Ron Johnson Photo: Ron Johnson, via media.npr.org

Why This Isn't Over

The strongest version of the pro-treaty argument is worth engaging directly. Pandemic diseases do not respect national borders, and the COVID-19 experience exposed genuine gaps in international coordination — delayed information sharing, competitive vaccine nationalism, and fragmented supply chains that cost lives. A framework for better international cooperation is not inherently a sovereignty threat.

Granted. But there is a meaningful difference between voluntary coordination agreements that preserve national decision-making authority and binding frameworks that shift that authority, even partially, to an international body whose leadership is not elected by, accountable to, or removable by the American people.
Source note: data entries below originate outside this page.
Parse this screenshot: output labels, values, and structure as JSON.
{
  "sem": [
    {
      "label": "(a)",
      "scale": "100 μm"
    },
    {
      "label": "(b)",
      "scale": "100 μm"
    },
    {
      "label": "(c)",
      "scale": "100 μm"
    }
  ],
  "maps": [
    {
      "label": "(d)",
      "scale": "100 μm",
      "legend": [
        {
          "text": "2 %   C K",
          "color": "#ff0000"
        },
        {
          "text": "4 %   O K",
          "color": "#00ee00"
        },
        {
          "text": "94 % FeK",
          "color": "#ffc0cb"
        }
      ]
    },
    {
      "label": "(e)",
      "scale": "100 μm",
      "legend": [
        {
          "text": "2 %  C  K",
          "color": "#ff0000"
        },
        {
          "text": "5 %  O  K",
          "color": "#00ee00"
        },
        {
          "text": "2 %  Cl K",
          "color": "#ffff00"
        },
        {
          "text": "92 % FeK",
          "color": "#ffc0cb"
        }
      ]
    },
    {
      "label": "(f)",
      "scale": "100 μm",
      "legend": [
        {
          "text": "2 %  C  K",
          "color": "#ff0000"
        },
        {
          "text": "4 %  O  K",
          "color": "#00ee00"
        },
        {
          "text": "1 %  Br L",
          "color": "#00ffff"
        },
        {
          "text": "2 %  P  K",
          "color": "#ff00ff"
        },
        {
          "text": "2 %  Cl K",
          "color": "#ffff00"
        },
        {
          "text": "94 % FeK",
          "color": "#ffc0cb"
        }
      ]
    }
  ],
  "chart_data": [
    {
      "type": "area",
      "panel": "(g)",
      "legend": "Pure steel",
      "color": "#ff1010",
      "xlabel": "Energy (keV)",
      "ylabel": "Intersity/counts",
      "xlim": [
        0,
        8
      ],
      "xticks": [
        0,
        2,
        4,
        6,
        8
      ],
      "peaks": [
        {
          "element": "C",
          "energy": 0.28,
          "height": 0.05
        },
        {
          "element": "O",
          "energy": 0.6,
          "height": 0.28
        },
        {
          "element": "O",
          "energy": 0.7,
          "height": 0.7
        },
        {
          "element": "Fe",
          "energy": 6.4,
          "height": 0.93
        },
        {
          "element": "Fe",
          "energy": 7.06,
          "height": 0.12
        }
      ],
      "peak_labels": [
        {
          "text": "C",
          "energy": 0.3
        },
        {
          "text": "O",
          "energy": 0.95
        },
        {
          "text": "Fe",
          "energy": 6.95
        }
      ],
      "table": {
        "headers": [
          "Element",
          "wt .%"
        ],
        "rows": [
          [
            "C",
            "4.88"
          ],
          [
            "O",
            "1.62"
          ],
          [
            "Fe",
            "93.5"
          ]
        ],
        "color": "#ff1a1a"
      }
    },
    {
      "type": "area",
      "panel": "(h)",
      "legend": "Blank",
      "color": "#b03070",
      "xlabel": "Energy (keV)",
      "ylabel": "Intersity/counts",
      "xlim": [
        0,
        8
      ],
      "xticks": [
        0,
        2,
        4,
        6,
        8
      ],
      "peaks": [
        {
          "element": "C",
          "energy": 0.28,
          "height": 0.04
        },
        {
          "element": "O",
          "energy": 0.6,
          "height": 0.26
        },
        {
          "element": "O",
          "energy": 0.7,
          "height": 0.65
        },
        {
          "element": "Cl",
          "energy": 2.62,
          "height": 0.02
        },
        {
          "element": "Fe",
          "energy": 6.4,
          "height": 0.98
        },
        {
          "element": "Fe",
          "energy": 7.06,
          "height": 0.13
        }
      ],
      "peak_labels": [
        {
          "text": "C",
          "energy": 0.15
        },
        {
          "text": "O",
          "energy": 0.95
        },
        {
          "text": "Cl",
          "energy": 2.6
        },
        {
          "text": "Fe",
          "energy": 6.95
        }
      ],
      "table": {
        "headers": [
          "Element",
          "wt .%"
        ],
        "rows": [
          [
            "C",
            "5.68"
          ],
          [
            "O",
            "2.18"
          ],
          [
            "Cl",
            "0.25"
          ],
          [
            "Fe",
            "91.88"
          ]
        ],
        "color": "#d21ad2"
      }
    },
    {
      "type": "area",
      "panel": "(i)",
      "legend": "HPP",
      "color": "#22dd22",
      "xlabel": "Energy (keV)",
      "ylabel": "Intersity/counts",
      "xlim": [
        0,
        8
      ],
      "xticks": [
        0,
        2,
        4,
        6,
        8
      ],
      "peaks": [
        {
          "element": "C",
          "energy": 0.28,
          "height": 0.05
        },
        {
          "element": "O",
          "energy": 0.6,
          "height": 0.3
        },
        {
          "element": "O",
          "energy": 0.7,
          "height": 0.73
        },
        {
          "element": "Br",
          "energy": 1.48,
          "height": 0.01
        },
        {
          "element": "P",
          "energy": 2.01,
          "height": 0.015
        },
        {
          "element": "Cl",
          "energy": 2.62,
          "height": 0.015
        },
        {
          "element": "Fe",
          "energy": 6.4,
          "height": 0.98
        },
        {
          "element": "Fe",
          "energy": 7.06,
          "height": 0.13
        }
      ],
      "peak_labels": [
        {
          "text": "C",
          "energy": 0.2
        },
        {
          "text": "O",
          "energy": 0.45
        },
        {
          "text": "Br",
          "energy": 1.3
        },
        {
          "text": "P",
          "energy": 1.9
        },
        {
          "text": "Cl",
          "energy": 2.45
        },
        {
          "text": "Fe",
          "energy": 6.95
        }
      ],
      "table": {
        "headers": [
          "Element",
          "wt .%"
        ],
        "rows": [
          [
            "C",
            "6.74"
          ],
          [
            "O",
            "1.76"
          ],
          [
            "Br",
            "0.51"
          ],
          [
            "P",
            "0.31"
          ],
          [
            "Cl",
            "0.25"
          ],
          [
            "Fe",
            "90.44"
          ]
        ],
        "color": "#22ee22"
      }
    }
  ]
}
The WHO's performance during COVID-19 — including its deference to Chinese government narratives in the critical early weeks of the outbreak, its delayed acknowledgment of human-to-human transmission, and its initial opposition to travel restrictions — does not inspire confidence that expanded WHO authority would produce better outcomes for Americans.

The question is not whether international health cooperation is valuable. It is whether the specific institutional architecture being constructed in Geneva is one that Americans should trust with meaningful authority over their lives. The answer, on the evidence, is no.

The Broader Pattern

The WHO pandemic treaty effort fits within a broader pattern of international institution-building that consistently trends toward concentrating authority in bodies that are structurally insulated from democratic accountability. The UN Migration Compact, the Paris Climate Agreement's implementation architecture, and now the pandemic treaty framework all share a common design logic: establish international norms, create compliance expectations, and gradually shift the locus of policy decisions away from elected national governments.

Conservatives have been right to resist this pattern, and the Senate's treaty ratification power is one of the clearest constitutional tools available for doing so. The WHO negotiations are not over, the pressure for a binding agreement will resume, and the next administration's negotiating posture will matter enormously.

American pandemic policy should be set by Americans — and no amount of international consensus-building in Geneva changes that foundational principle.